7Hz Eternal Review

The 7Hz Eternal is a dynamic driver in-ear that features the same shell design as the very popular and well-received, including by myself previously, planar magnetic-based Timeless. The two share a lot of similarities outside just the basic shell design. The cables are nearly identical, as is the box and accessories, outside of the color changes for each. The Eternal features a reddish/bronze look across the board, with an interesting ultra-glossy decal insert faceplate, while the Timeless sticks with a very netural black and white with red accent look.

In addition to just the cosmetics, the two share very similar sound tuning, which I'll cover here shortly. The Eternal runs for $249 USD, just a bit more than the Timeless does, and both can be purchased on Linsoul.com, who shared these review units with us for review.


Sound Impressions

The Eternal takes on a very similar tonality as its predecessor Timeless. It's a balanced sound signature with emphasis in the sub-bass and a slightly bright upper mid-range and low treble. In general, this is a very likeable sound signature for my personal tastes, and I think it does well as a good all-arounder for most genres of music.

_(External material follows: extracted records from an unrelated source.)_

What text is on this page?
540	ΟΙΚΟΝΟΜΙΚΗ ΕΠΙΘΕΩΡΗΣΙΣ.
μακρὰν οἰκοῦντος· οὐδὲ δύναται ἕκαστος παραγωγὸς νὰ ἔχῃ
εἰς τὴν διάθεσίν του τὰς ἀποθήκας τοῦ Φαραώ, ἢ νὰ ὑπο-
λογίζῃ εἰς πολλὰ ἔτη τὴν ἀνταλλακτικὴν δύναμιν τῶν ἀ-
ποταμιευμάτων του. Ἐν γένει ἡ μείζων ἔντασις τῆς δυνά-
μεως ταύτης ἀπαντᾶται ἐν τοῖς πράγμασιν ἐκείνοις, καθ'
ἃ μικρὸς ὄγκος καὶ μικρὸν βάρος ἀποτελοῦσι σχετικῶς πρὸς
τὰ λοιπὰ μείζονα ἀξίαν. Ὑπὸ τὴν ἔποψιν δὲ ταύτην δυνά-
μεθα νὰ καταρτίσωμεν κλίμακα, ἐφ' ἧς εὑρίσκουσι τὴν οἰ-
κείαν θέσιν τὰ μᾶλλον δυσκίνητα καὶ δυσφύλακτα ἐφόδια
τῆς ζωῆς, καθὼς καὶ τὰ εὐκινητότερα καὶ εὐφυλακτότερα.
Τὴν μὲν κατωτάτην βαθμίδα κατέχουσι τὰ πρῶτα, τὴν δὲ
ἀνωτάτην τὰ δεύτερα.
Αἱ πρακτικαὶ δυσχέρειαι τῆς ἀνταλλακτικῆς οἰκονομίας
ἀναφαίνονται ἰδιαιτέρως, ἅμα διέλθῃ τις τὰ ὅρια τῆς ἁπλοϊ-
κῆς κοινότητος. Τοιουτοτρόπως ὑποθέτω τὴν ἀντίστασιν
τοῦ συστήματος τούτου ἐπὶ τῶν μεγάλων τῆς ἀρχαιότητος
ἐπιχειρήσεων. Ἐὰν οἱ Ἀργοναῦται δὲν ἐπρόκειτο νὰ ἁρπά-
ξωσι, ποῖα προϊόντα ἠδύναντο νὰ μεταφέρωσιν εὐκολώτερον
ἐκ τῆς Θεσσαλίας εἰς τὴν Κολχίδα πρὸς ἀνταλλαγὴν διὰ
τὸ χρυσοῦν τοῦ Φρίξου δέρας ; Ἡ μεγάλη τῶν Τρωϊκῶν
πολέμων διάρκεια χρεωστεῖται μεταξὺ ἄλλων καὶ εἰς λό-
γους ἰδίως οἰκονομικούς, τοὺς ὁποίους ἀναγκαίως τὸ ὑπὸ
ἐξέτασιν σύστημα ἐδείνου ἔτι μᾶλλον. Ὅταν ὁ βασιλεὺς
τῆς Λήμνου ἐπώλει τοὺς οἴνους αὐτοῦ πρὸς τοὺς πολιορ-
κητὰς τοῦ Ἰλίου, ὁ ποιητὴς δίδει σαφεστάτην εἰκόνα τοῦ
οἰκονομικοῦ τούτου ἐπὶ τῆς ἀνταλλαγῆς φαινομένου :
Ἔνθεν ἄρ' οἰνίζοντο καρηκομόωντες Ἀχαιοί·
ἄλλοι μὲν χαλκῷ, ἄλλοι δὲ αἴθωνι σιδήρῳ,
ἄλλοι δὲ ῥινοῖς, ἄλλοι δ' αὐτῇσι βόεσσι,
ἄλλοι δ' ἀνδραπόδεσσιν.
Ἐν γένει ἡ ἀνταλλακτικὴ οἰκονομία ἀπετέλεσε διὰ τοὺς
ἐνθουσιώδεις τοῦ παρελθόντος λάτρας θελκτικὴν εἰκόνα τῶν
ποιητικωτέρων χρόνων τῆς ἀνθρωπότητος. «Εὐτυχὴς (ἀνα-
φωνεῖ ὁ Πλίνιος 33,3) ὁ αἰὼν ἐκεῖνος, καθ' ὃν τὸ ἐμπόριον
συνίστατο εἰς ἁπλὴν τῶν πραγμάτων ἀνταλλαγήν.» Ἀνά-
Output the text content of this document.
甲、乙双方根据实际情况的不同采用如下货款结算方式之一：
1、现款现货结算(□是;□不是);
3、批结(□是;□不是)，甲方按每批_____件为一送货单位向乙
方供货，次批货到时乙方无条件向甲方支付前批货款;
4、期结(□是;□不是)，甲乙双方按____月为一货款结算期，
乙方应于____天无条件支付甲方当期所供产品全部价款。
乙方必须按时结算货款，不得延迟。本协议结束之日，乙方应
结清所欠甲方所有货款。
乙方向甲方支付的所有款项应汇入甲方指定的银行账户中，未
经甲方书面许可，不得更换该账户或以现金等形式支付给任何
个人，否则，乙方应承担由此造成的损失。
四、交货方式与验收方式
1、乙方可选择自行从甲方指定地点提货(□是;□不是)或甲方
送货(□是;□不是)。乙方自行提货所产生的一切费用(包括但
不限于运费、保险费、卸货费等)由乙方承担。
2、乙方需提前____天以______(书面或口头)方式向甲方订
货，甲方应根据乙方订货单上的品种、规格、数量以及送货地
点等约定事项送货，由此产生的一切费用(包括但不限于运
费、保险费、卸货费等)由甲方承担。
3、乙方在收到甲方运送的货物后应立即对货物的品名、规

The Eternal's use of dynamic driver perhaps shapes its technical performance a little differently than the Timeless does. While an initial glance at their FR shares a lot of similarities, there are just slight differences in how they are tuned that make the Eternal sound a touch warmer. Perhaps it is the dynamic driver's slightly longer decay, or its reduced upper treble in comparison to the Timeless. Either way, the Eternal has a little more low-end body and meat. The Timeless is punchier to me though, with more impact. 

The mid-range is good. I actually enjoy my time with the Eternal thus far, and as you may know, mid-range is important to me. The Eternal has an equal emphasis on male and female vocals, but does have just a slight occasional jarring brightness in the upper-mids, on the very rare poorly recorded master. That said, I don't find the Eternal to be distracting nor sounding wrong. It sounds good, if not a little subdued, especially when comparing to the Timeless which is slightly brighter and more dynamic in its sound shaping.

The Eternal's treble can be considered a little darker than neutral, but overall, it exhibits a very relaxing and warm sound. I think this gives it the ability to listen for a long period of time, and if you found the Timeless to be a tad bright and fatiguing, the Eternal may be a good compromise here, with slightly less treble, but very comforting in its approach.

Final Thoughts

The Eternal may not have the best looking aesthetic for my tastes, but it does make it up with a good solid-performing sound signature, and decent technical performance. It's not the best in-class, but its an above-average performer and I think is a good addition to the market. Timeless owners probably won't benefit much from going after this one, unless one was concerned with the brighter treble response of the Timeless. In that case, the Eternal may suit one's tastes more.


  1. Do you hear that massive 5k spike? Some other reviewers don't like the Eternal because of this.

    1. A little bit, but I am less sensitive in that area than others may be I believe.

  2. please review and rank moondrop kato and yanyin cannon!!! It will be great.